Welle von türkischem Nationalismus bedroht christliche Minderheiten in der Türkei
Istanbul/Türkei (Institut für Islamfragen, mk, 16.03.2007) In der Europaausgabe der liberalen türkischen Tageszeitung "Milliyet" vom 12. März ist von einer türkeiweiten Umfrage zu lesen, in der die Hälfte der Befragten eine Zunahme des Nationalismus in der Türkei bestätigt. Nur 30% sind der Überzeugung, dass er nicht zunimmt. Besonders im Westen waren Befragte der Überzeugung, dass man nationalistischer denke als früher. Als Gründe für die zunehmende Rechtsorientierung sei mit 33,8% die ablehnende Haltung der EU der Türkei gegenüber genannt worden. 23,6% waren der Meinung, dies läge an den Misserfolgen der türkischen Außenpolitik, besonders im Irak, und diese Wende sei auch die Nachwirkung der Ermordung des armenischen Christen und Redakteurs Hrant Dink. Nach Dinks Ermordung hatten türkische Intellektuelle bei seiner Beerdigung auf Transparenten proklamiert: "Wir sind alle Armenier", um sich mit der armenischen Gemeinschaft zu solidarisieren. Daraufhin schwappte eine Welle der Empörung und des Rechtsradikalismus auf. 81,6% der Türken beurteilten der Befragung nach den Slogan "Wir sind alle Armenier" als falsch. Nur 10,1% halten ihn immer noch für richtig. Interessanterweise denken die Befragten, dass die beste Präsentation des Nationalismus durch den amtierenden Regierungschef Tayyip Erdogan (21,6%), den Leiter der regierenden AKP erfolgt und erst an zweiter Stelle (17,3%) durch Develt Bahceli, den Leiter der rechtsradikalen MHP.

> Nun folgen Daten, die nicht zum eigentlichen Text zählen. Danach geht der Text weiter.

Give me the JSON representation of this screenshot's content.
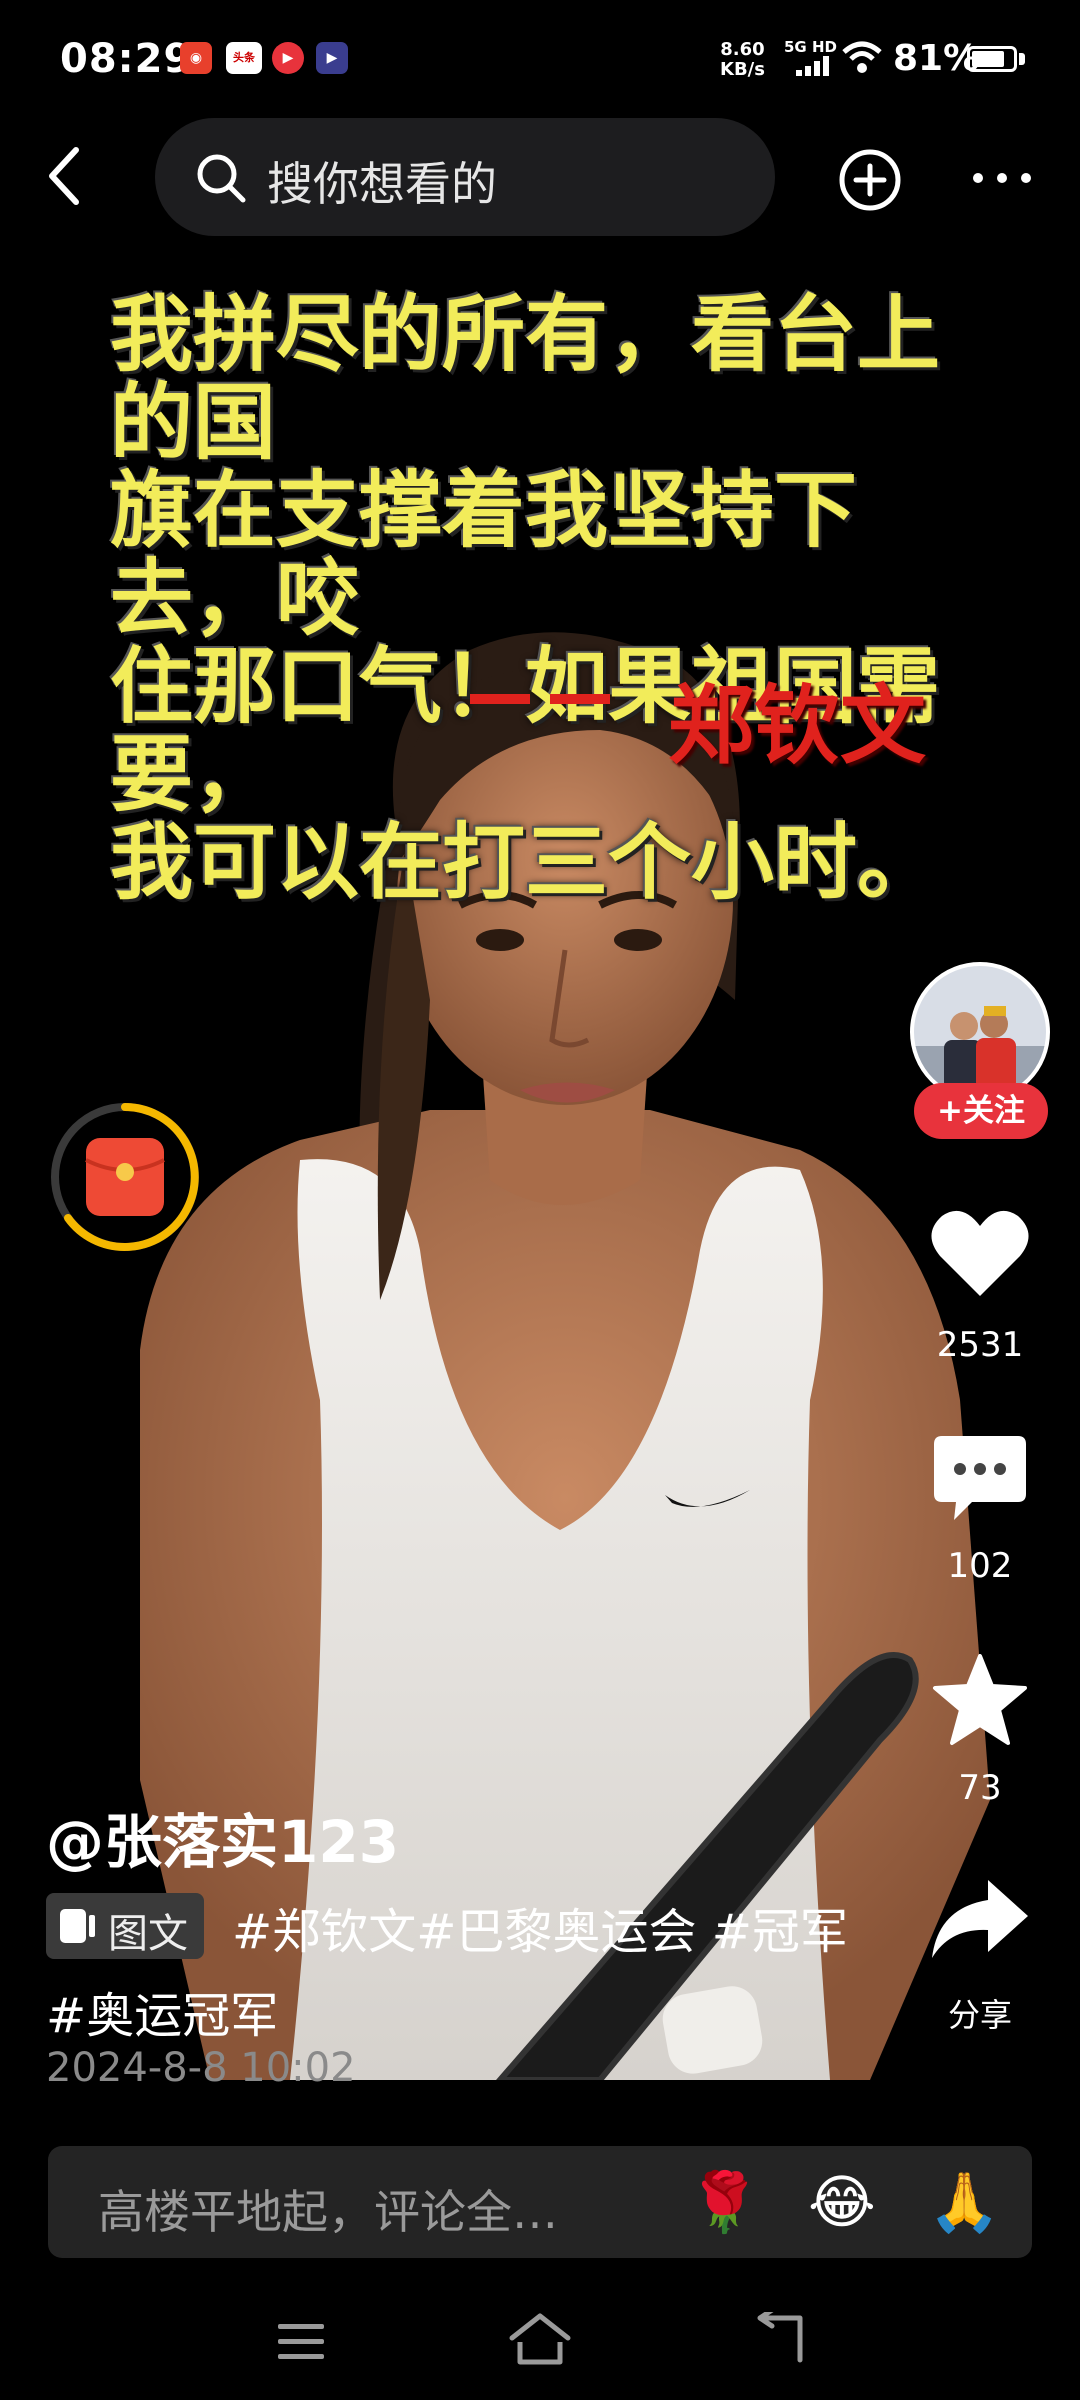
{
  "status_bar": {
    "time": "08:29",
    "net_speed": "8.60",
    "net_unit": "KB/s",
    "signal": "5G HD",
    "battery_percent": "81%",
    "battery_level": 0.81,
    "app_icons": [
      "weibo-icon",
      "toutiao-icon",
      "video-icon",
      "player-icon"
    ],
    "app_icon_labels": [
      "",
      "头条",
      "",
      ""
    ]
  },
  "top_bar": {
    "search_placeholder": "搜你想看的"
  },
  "post": {
    "quote_lines": [
      "我拼尽的所有，看台上的国",
      "旗在支撑着我坚持下去，咬",
      "住那口气！如果祖国需要，",
      "我可以在打三个小时。"
    ],
    "quote_author": "郑钦文",
    "author_handle": "@张落实123",
    "type_tag": "图文",
    "description": "#郑钦文#巴黎奥运会 #冠军 #奥运冠军",
    "date": "2024-8-8 10:02"
  },
  "rail": {
    "follow_label": "+关注",
    "likes": "2531",
    "comments": "102",
    "favorites": "73",
    "share_label": "分享"
  },
  "comment_bar": {
    "placeholder": "高楼平地起，评论全…",
    "emojis": [
      "🌹",
      "😂",
      "🙏"
    ]
  },
  "colors": {
    "quote_text": "#f2ec5a",
    "quote_author": "#e0221d",
    "follow_button": "#e8333c",
    "red_packet_ring": "#f5b800"
  }
}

Nach der Ermordung von Dink am 19. Januar 2007 bat der Armenische Patriarch, Mesrob II., den Gouverneur von Istanbul am 1. Februar 2007, die armenischen Kirchen, Einrichtungen, Krankenhäuser, Stiftungen und Schulen besonders zu schützen. Vom Gouverneur kam eine positive Antwort: "Wir werden sie kontrollieren. Bitte treffen Sie auch selbst besondere Vorkehrungen". Mesrob II. hatte in seiner schriftlichen Bitte alle Adressen und Gottesdienstzeiten von armenischen Einrichtungen detailliert aufgeführt. Mesrob II. hatte bereits am 12.10.2006 um diesen Schutz gebeten, nachdem in Frankreich ein Gesetz verabschiedet wurde, das die Leugnung der Armeniermassaker unter Strafe stellte. Darauf wurde ihm seitens des Gouverneurs nicht einmal geantwortet, ganz zu schweigen von Schutzmaßnahmen, so dass es zum Mord an Dink kommen konnte.
Quelle: Deutsche Ausgabe der Milliyet vom 12.03.2007
Kommentar: Der zunehmende Rechtsradikalismus in der Türkei ist eine echte Gefahr für die letzten Reste der traditionellen Christen und auch für die Konvertiten aus dem Islam. Einen unrühmlichen Namen hat sich besonders die rechtsradikale MHP, die nationale Volkspartei, gemacht, deren Vertretung in Deutschland "Milli Görüs" ist. Der MHP werden vielfach Gewalttaten gegen christliche Einrichtungen nachgesagt. Die türkische Armee scheint den wachsenden Nationalismus mit Wohlgefallen zu betrachten, stützt er doch ihre Postition.